Instability the Norm in Central African Republic as Rebel Violence Surges

Instability the Norm in Central African Republic as Rebel Violence Surges
Pro-Seleka Muslim residents barricade the bridge at the entrance of Bambari, Central African Republic, May 22, 2014 (AP photo by Jerome Delay).

There has been a resurgence of violence in the chronically unstable and impoverished Central African Republic (CAR), as regional and international efforts to push back against the Lord’s Resistance Army (LRA) continue to fall short, and ongoing tensions between Muslim and Christian militia groups rage.
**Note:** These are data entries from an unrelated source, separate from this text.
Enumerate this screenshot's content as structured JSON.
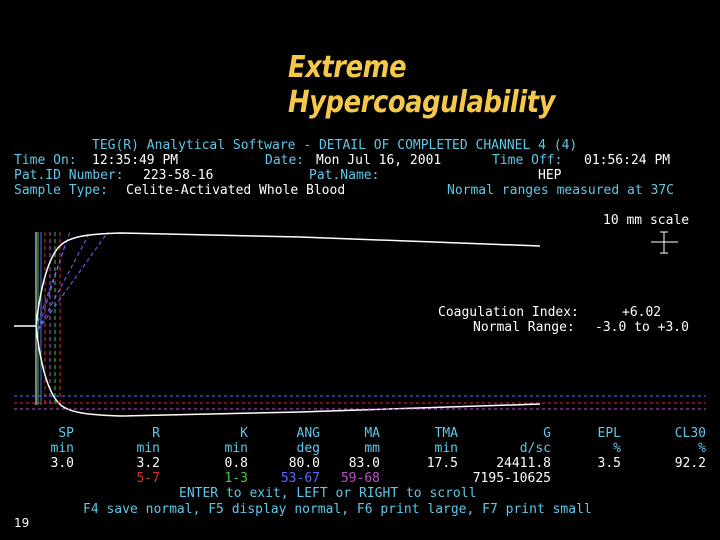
{
  "slide_title": "Extreme Hypercoagulability",
  "slide_number": "19",
  "header": {
    "software_title": "TEG(R) Analytical Software - DETAIL OF COMPLETED CHANNEL 4 (4)",
    "time_on_label": "Time On:",
    "time_on_value": "12:35:49 PM",
    "date_label": "Date:",
    "date_value": "Mon Jul 16, 2001",
    "time_off_label": "Time Off:",
    "time_off_value": "01:56:24 PM",
    "pat_id_label": "Pat.ID Number:",
    "pat_id_value": "223-58-16",
    "pat_name_label": "Pat.Name:",
    "pat_name_value": "HEP",
    "sample_type_label": "Sample Type:",
    "sample_type_value": "Celite-Activated Whole Blood",
    "normal_ranges_note": "Normal ranges measured at 37C",
    "scale_label": "10 mm scale"
  },
  "coagulation": {
    "index_label": "Coagulation Index:",
    "index_value": "+6.02",
    "range_label": "Normal Range:",
    "range_value": "-3.0 to +3.0"
  },
  "parameters": [
    {
      "name": "SP",
      "unit": "min",
      "value": "3.0",
      "range": "",
      "range_color": "#d83030"
    },
    {
      "name": "R",
      "unit": "min",
      "value": "3.2",
      "range": "5-7",
      "range_color": "#d83030"
    },
    {
      "name": "K",
      "unit": "min",
      "value": "0.8",
      "range": "1-3",
      "range_color": "#3ecb3e"
    },
    {
      "name": "ANG",
      "unit": "deg",
      "value": "80.0",
      "range": "53-67",
      "range_color": "#5a6cff"
    },
    {
      "name": "MA",
      "unit": "mm",
      "value": "83.0",
      "range": "59-68",
      "range_color": "#c050d0"
    },
    {
      "name": "TMA",
      "unit": "min",
      "value": "17.5",
      "range": "",
      "range_color": "#d83030"
    },
    {
      "name": "G",
      "unit": "d/sc",
      "value": "24411.8",
      "range": "7195-10625",
      "range_color": "#ffffff"
    },
    {
      "name": "EPL",
      "unit": "%",
      "value": "3.5",
      "range": "",
      "range_color": "#d83030"
    },
    {
      "name": "CL30",
      "unit": "%",
      "value": "92.2",
      "range": "",
      "range_color": "#d83030"
    }
  ],
  "footer": {
    "line1": "ENTER to exit, LEFT or RIGHT to scroll",
    "line2": "F4 save normal, F5 display normal, F6 print large, F7 print small"
  },
  "colors": {
    "title": "#f5c84a",
    "label": "#5fc8e8",
    "value": "#ffffff",
    "trace": "#ffffff",
    "dashed": "#6c6cff"
  }
}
CAR has experienced episodic violence for decades, but instability deepened in March 2013, when a predominantly Muslim rebel coalition known as the Seleka seized power, overthrowing former President Francois Bozize. That precipitated a bloody war between Seleka fighters and the mainly Christian “anti-balaka” militias, fought along religious and intercommunal lines. Since then, approximately 6,000 people have been killed and a quarter of the country’s population has been displaced.

Religious tensions persist today, despite a French military intervention—since handed off to a United Nations peacekeeping mission—and diplomatic efforts to stabilize the country. Although the Seleka were technically disbanded in September 2013 and integrated into the national army, rebels from the group, who now operate as “ex-Seleka,” continue to clash with and attack anti-balaka fighters. A 2014 U.N. Commission of Inquiry concluded that both sides of the conflict were guilty of war crimes.